Dia menuturkan, piagam penghargaan sekaligus kenaikan pangkat luar biasa kepada 21 personel Polri yang berprestasi bisa menjadi pemicu agar personil polri lainnya mengikuti jejak serupa.
"Ini juga jadi alat pemicu bagi personil yang lain untuk mau berbuat yang terbaik bagi organisasi. Saya kira itu bagian dari kebanggaan organisasi dan kebanggaan teman-teman yang dapat rahmat dan amanah," tandasnya.
Diapresiasi Pengamat
Pengamat Intelijen, Pertahanan dan Keamanan yang juga Direktur Eksektif Center of Intelligence and Strategic Studies (CISS), Ngasiman Djoyonegoro mengapresiasi langkah Kapolri Idham Azis merotasi pejabat tinggi dan menengah di beberapa posisi strategis.

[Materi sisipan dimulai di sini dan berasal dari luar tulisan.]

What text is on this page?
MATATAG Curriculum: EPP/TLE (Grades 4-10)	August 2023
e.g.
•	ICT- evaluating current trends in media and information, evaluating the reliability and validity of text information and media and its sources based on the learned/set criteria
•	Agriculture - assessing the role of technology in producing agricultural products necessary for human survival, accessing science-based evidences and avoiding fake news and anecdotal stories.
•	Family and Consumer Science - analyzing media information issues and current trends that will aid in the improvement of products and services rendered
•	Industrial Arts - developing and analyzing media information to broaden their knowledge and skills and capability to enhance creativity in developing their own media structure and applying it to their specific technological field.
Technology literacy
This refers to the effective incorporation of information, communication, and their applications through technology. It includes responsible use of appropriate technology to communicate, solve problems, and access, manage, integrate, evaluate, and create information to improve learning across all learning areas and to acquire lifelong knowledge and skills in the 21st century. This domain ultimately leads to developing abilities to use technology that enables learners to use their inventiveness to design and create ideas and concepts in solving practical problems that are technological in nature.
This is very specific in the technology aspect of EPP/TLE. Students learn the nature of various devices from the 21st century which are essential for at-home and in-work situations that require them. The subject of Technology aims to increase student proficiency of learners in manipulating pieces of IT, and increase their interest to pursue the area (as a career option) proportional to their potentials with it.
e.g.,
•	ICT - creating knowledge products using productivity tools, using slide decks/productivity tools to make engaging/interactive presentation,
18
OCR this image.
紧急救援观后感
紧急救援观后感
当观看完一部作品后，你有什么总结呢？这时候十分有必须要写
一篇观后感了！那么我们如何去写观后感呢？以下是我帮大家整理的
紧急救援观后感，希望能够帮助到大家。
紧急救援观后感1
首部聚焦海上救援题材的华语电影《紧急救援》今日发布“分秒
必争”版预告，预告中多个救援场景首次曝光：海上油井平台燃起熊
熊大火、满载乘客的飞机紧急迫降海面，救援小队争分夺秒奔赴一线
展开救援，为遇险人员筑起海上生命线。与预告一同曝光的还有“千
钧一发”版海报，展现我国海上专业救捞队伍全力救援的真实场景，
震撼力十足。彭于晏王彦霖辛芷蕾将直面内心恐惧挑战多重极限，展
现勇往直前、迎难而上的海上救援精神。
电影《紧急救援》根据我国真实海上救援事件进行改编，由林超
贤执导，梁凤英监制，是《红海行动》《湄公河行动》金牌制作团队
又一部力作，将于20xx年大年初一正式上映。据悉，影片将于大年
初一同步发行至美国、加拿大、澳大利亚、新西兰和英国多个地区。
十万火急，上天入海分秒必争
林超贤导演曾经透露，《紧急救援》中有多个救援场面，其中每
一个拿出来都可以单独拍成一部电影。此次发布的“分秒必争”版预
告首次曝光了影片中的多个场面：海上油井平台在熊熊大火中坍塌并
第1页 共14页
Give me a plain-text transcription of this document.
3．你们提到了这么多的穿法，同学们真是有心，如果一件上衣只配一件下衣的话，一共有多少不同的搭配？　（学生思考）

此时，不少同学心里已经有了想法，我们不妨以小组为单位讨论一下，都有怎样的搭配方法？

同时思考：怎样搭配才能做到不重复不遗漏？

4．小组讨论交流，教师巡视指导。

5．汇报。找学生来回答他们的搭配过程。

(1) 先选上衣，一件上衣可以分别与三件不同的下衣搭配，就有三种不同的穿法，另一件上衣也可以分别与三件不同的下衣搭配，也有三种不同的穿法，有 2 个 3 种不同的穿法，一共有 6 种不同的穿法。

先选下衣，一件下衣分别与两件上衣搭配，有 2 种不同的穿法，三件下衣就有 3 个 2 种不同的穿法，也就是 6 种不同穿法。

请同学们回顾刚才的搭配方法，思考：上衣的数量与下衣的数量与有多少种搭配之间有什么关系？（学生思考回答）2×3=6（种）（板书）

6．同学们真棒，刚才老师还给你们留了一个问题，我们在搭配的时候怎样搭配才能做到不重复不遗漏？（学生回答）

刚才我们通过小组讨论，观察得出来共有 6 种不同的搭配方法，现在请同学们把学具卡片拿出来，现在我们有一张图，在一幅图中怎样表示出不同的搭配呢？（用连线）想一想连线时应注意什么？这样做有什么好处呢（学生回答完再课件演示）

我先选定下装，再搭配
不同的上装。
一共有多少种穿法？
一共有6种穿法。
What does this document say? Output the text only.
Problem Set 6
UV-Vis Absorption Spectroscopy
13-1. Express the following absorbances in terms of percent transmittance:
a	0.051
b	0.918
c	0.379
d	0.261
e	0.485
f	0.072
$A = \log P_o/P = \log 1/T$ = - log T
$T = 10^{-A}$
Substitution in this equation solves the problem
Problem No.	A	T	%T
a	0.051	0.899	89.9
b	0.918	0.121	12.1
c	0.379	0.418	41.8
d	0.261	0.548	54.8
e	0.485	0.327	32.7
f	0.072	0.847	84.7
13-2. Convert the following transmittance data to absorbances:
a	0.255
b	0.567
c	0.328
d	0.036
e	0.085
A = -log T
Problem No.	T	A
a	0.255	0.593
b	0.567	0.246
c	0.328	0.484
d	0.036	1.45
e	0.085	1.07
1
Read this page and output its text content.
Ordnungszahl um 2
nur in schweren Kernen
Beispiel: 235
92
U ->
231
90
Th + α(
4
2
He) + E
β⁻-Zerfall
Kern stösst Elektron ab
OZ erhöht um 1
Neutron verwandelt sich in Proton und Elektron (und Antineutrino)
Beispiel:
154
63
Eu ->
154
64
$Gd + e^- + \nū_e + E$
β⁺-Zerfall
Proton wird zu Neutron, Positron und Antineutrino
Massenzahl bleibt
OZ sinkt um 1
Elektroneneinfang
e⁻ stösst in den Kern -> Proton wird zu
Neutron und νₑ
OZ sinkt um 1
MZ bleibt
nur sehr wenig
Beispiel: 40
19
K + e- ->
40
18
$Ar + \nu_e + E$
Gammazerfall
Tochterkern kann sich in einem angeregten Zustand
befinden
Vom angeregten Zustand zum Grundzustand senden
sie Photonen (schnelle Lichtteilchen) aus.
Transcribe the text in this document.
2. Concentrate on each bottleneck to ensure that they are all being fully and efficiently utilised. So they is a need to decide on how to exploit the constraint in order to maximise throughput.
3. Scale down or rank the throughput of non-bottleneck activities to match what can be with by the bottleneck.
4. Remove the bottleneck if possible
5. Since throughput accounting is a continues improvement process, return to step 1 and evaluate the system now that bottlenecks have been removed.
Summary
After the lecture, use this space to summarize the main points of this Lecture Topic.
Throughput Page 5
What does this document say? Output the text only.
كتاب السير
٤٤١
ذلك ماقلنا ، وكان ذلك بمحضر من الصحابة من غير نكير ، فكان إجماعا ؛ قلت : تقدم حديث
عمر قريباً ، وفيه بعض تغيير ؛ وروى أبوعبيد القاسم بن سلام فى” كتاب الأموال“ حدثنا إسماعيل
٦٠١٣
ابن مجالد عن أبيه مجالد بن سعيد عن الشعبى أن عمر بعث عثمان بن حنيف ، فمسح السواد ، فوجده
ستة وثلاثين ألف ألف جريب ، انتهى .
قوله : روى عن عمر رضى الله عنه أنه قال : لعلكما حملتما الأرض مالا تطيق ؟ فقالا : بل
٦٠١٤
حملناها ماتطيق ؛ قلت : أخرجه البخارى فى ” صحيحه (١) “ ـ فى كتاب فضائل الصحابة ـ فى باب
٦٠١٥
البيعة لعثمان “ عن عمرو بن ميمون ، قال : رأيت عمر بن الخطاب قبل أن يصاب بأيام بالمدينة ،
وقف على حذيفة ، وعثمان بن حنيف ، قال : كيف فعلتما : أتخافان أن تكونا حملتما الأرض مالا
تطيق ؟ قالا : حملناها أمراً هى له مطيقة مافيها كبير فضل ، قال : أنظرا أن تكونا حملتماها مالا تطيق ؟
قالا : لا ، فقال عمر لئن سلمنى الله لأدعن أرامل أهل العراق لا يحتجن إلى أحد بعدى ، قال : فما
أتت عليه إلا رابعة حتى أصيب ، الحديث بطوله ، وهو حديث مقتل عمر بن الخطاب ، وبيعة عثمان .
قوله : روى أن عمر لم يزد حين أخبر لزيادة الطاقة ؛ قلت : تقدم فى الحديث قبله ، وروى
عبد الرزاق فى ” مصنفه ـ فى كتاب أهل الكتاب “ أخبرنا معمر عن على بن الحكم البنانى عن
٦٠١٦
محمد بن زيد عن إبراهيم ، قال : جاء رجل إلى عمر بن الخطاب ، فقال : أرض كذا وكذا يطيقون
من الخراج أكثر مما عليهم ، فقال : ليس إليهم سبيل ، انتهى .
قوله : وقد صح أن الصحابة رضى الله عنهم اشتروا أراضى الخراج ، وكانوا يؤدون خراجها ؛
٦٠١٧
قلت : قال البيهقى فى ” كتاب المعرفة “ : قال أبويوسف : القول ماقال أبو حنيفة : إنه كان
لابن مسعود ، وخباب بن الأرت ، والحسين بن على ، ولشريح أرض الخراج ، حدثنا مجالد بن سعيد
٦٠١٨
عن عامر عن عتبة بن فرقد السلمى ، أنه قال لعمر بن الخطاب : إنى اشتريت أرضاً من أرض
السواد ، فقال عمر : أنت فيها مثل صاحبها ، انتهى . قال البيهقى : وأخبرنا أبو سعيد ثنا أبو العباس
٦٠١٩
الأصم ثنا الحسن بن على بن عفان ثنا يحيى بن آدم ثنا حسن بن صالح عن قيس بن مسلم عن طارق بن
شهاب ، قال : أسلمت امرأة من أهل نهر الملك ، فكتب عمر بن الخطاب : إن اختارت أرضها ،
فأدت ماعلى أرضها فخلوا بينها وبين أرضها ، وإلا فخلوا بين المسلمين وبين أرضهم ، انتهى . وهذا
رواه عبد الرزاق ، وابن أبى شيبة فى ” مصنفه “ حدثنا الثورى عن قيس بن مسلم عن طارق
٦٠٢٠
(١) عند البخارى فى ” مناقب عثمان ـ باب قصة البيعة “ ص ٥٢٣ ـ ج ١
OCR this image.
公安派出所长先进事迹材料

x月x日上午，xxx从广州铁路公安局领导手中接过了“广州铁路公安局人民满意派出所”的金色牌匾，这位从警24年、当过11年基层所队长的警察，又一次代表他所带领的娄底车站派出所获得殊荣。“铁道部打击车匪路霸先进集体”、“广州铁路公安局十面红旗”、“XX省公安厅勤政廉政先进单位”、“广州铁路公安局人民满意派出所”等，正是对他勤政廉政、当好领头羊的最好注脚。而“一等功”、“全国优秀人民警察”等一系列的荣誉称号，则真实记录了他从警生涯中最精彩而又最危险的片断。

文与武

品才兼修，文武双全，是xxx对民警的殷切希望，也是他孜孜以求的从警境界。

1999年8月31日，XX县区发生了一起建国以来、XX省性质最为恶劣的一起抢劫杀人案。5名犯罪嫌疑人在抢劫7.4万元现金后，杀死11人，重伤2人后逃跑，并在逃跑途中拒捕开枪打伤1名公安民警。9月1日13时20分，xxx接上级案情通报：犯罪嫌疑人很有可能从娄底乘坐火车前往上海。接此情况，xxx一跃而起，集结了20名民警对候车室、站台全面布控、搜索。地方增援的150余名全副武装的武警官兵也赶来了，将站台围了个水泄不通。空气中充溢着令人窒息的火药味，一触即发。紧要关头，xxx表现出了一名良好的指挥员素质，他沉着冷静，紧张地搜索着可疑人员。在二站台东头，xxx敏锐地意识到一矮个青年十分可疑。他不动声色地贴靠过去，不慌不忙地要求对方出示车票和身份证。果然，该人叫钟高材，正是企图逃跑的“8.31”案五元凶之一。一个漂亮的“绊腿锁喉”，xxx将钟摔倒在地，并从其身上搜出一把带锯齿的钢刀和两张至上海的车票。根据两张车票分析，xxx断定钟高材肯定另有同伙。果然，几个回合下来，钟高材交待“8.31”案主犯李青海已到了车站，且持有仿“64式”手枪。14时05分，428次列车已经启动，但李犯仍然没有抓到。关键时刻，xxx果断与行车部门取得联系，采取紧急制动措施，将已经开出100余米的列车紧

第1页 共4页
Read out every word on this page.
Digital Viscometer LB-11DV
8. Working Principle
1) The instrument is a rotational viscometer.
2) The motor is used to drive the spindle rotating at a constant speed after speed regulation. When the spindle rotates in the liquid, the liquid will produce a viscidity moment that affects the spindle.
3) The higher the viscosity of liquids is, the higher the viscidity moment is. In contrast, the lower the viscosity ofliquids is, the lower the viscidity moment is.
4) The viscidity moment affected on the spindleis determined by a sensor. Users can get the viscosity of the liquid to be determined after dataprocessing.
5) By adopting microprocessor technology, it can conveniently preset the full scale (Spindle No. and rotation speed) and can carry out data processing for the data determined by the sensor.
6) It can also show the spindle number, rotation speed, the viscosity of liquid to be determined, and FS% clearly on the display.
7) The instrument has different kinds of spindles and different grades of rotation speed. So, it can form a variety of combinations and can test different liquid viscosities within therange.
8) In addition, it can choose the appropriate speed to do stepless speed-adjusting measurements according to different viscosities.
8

Terbaru, pergantian wakapolri dan kapolda metro jaya, setelah pergantian posisi kabareskrim dan kabaharkam.
Dalam rotasi terbaru yang tertuang dalam Surat Telegram nomor: ST/3331/XIII/KEP./2019 ter tanggal Jumat (20/12/2019), Kapolda Metro Jaya akan dijabat Irjen Nana Sujana. Dia menggantikan Irjen Gatot Eddy Pramono yang promosi menjadi Wakapolri.
“Rotasi atau pengisian jabatan tersebut kita lihat sangat proposional dan profesional. Jabatan-jabatan strategis diisi figur-figur kompeten. Baik posisi Wakapolri, Kabareskrim, Kabarhankam dan beberapa Kapolda termasuk Kapolda Metro Jaya,” katanya kepada media di Jakarta. Minggu (22/12/2019).
Dikatakannya, dengan komposisi dan kolektifitas kepemimpinan saat ini, kita optimis kinerja Polri kedepan akan semakin baik.
Kapolri Jenderal Idham Azis telah menunjuk Irjen Gatot, yang saat ini menjabat sebagai Kapolda Metro Jaya, menjadi Wakapolri.
Gatot menggantikan posisi Wakapolri Komjen Ari Dono Sukmanto yang segera purnabakti atau pensiun akhir Desember ini.
Irjen Nana merupakan alumni Akademi Kapolisian (Akpol) Tahun 1988, sama seperti Idham dan Gatot.
Nana mengawali karier sebagai perwira pertama polisi dengan pangkat inspektur dua di Polda DIY dan selama 31 tahun berkarier di kepolisian lebih banyak bertugas di bidang intelijen.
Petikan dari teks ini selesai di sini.